11.17.2006

The Lack of Lean Partnerships

I recently heard statements that were a perfect example of two things: what lean manufacturing is all about, and everything that is wrong with the U.S. automotive industry.


            The statements came at the recent Center for Automotive Research conference on suppliers, from Frank Macher. He is CEO of Collins & Aikman, a major automotive supplier that has been in bankruptcy since May of 2005.


            “I actually received an apology from Toyota for allowing us to go into Chapter 11,” he said. He explained that his company had worked closely with Toyota on development of some products, and the automaker told him it should have done more to improve the supplier’s prospects. And since the bankruptcy filing, Toyota has been a source of support and continued business, Macher added.


            On the other hand, he said, his conversations with U.S. automakers were “very confrontational. It was almost, how dare we go into Chapter 11 on them.”


            Toyota understands a true lean strategy means developing close relationships with your supply chain partners.


            But the U.S. automakers don’t think about partnerships. As Macher put it, “it’s about price, and it has been about price for a very long time.”


            As he spoke, Macher’s anger and frustration were almost palpable. He described the challenges suppliers face; to those of us unfamiliar with the inner workings of these relationships, they were shocking, or at least discouraging.
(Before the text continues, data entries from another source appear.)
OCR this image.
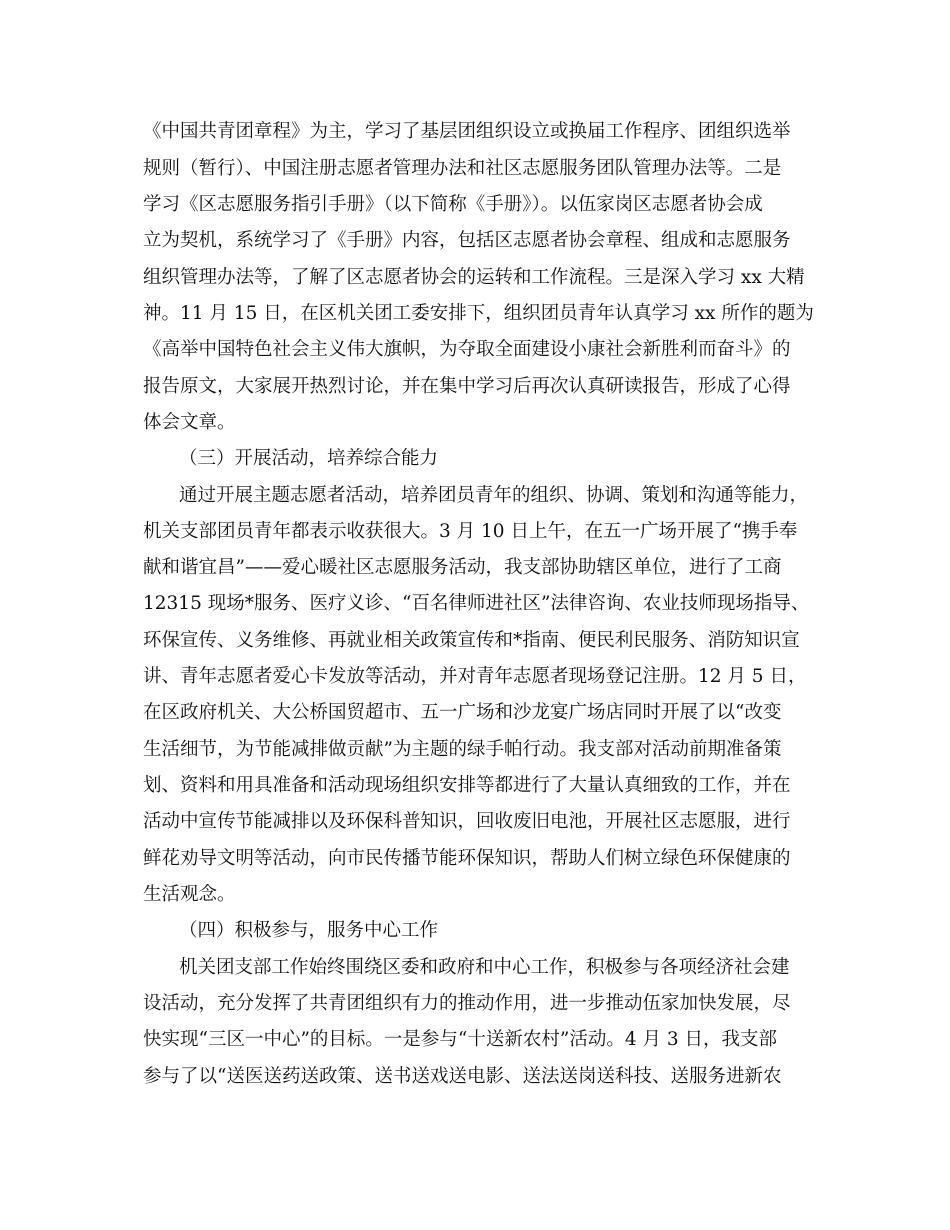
《中国共青团章程》为主，学习了基层团组织设立或换届工作程序、团组织选举
规则（暂行）、中国注册志愿者管理办法和社区志愿服务团队管理办法等。二是
学习《区志愿服务指引手册》（以下简称《手册》）。以伍家岗区志愿者协会成
立为契机，系统学习了《手册》内容，包括区志愿者协会章程、组成和志愿服务
组织管理办法等，了解了区志愿者协会的运转和工作流程。三是深入学习 xx 大精
神。11 月 15 日，在区机关团工委安排下，组织团员青年认真学习 xx 所作的题为
《高举中国特色社会主义伟大旗帜，为夺取全面建设小康社会新胜利而奋斗》的
报告原文，大家展开热烈讨论，并在集中学习后再次认真研读报告，形成了心得
体会文章。
（三）开展活动，培养综合能力
通过开展主题志愿者活动，培养团员青年的组织、协调、策划和沟通等能力，
机关支部团员青年都表示收获很大。3 月 10 日上午，在五一广场开展了“携手奉
献和谐宜昌”——爱心暖社区志愿服务活动，我支部协助辖区单位，进行了工商
12315 现场*服务、医疗义诊、“百名律师进社区”法律咨询、农业技师现场指导、
环保宣传、义务维修、再就业相关政策宣传和*指南、便民利民服务、消防知识宣
讲、青年志愿者爱心卡发放等活动，并对青年志愿者现场登记注册。12 月 5 日，
在区政府机关、大公桥国贸超市、五一广场和沙龙宴广场店同时开展了以“改变
生活细节，为节能减排做贡献”为主题的绿手帕行动。我支部对活动前期准备策
划、资料和用具准备和活动现场组织安排等都进行了大量认真细致的工作，并在
活动中宣传节能减排以及环保科普知识，回收废旧电池，开展社区志愿服，进行
鲜花劝导文明等活动，向市民传播节能环保知识，帮助人们树立绿色环保健康的
生活观念。
（四）积极参与，服务中心工作
机关团支部工作始终围绕区委和政府和中心工作，积极参与各项经济社会建
设活动，充分发挥了共青团组织有力的推动作用，进一步推动伍家加快发展，尽
快实现“三区一中心”的目标。一是参与“十送新农村”活动。4 月 3 日，我支部
参与了以“送医送药送政策、送书送戏送电影、送法送岗送科技、送服务进新农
Among them:



  • Customers promise to reimburse suppliers the cost of tooling required to make a new part, but the reimbursement goes unpaid for up to two years.
  • Customers order unrealistically high volumes, and the supplier gets stuck with the cost of the excess.
  • Customers seek bids on future business that they know is unprofitable. “To allow people to bid on business three years down the road that they know is underwater to start is immoral,” Macher declared.

            He proposed a customer/supplier bill of rights. The customer, he said, has the right to expect quality products, built to specification every time.


            He then rattled off a long list of supplier rights, including realistic volumes, a pay-as-you-go commitment, timely tooling reimbursement and more.


            My favorite: “It is not a sin to make money.”


            Macher recognizes the changes taking place in the industry. If better relationships can be established, he said, “At the end of the day, we’re all going to be smaller, but I think we’re going to be healthier.”


            He declared, “Suppliers have to be able to provide a quality product without any compromises. But in turn, we should receive fair compensation.


            “Is that really asking too much? It doesn’t seem like it. It seems like fair pay for a fair day’s work is a real deal.”